I struggle to get excited about rows of food staples one could buy from a farm down the road but I really like growing things a bit more unusual, delicious and harder to get. This is also environmentally friendly as the food miles on these items tend to be higher so by growing these rather than vegetables that have been shipped from another continent we're helping the environment. I know; I'm a real martyr!
This butternut squash got massive whilst hidden away on the far side of the garden as we picked more easily accessible young squash. I really like growing different squashes because a) I really like eating squashes; b) they look aesthetically pleasing and wildish compared to most vegetables and c) they look after themselves and just ramble away producing the delicious goods.

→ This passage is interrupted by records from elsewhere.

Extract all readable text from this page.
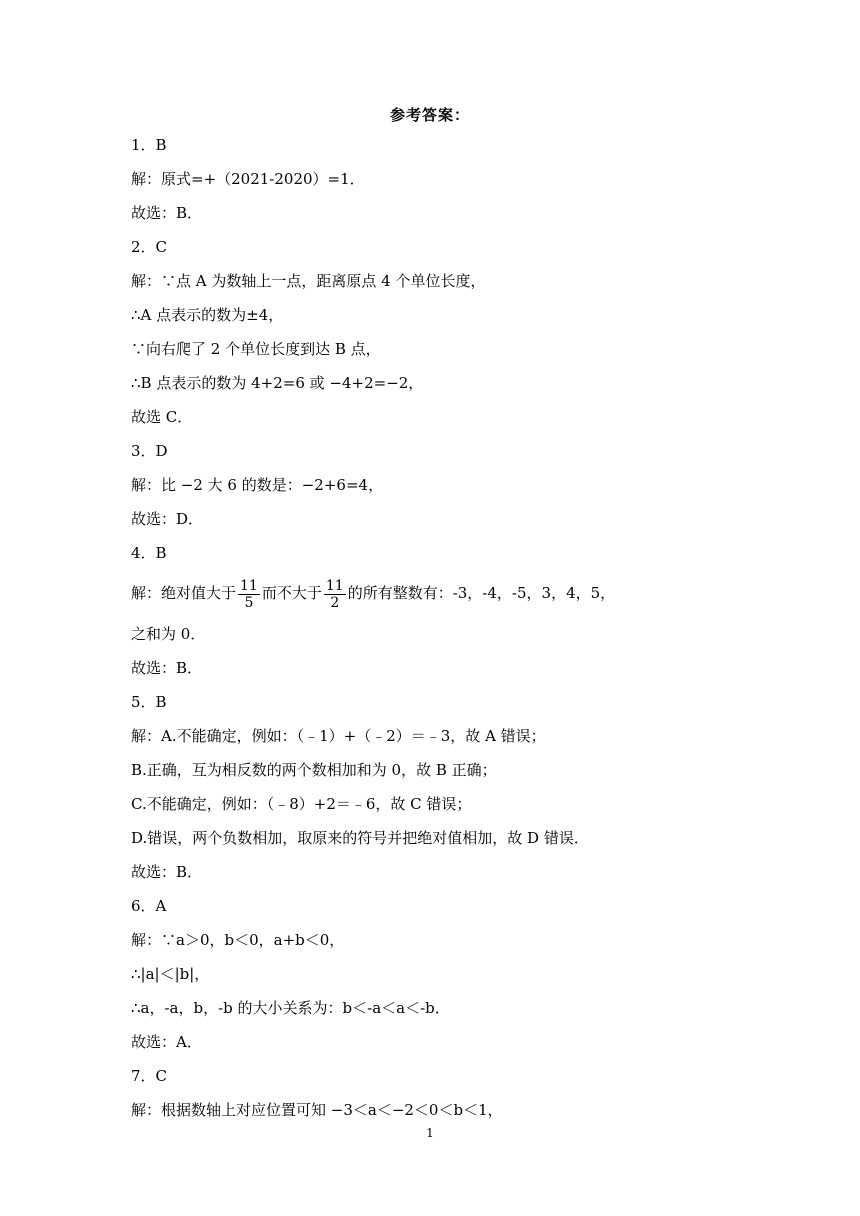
参考答案：
1．B
解：原式=+（2021-2020）=1．
故选：B．
2．C
解：∵点 A 为数轴上一点，距离原点 4 个单位长度，
∴A 点表示的数为±4，
∵向右爬了 2 个单位长度到达 B 点，
∴B 点表示的数为 4+2=6 或 −4+2=−2，
故选 C．
3．D
解：比 −2 大 6 的数是：−2+6=4，
故选：D．
4．B
解：绝对值大于 $\frac{11}{5}$ 而不大于 $\frac{11}{2}$ 的所有整数有：-3，-4，-5，3，4，5，
之和为 0．
故选：B．
5．B
解：A.不能确定，例如：（﹣1）+（﹣2）＝﹣3，故 A 错误；
B.正确，互为相反数的两个数相加和为 0，故 B 正确；
C.不能确定，例如：（﹣8）+2＝﹣6，故 C 错误；
D.错误，两个负数相加，取原来的符号并把绝对值相加，故 D 错误．
故选：B．
6．A
解：∵a＞0，b＜0，a+b＜0，
∴|a|＜|b|，
∴a，-a，b，-b 的大小关系为：b＜-a＜a＜-b．
故选：A．
7．C
解：根据数轴上对应位置可知 −3＜a＜−2＜0＜b＜1，
1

I don't know why garden nurseries don't sell a mix of young squash seedlings. That's what I'd be keen to see as that way people could grow a mix of varieties (butternuts, zuchinis, crook stems and so on) without wasting a load of seeds or risking the potential minefield that is the mixed seed packet (nb if any nursery is reading this ditto for named chillis and other peppers!). Nonetheless I'm happy growing just a couple of varieties of these delicious fire-and-forget vines and our toads like to shelter amongst them.
This year now I'm here in the tropics I'm trying a small squash on our balcony...perhaps I'll share a few photos of 2007's harvest in 365 days. Happy New Year.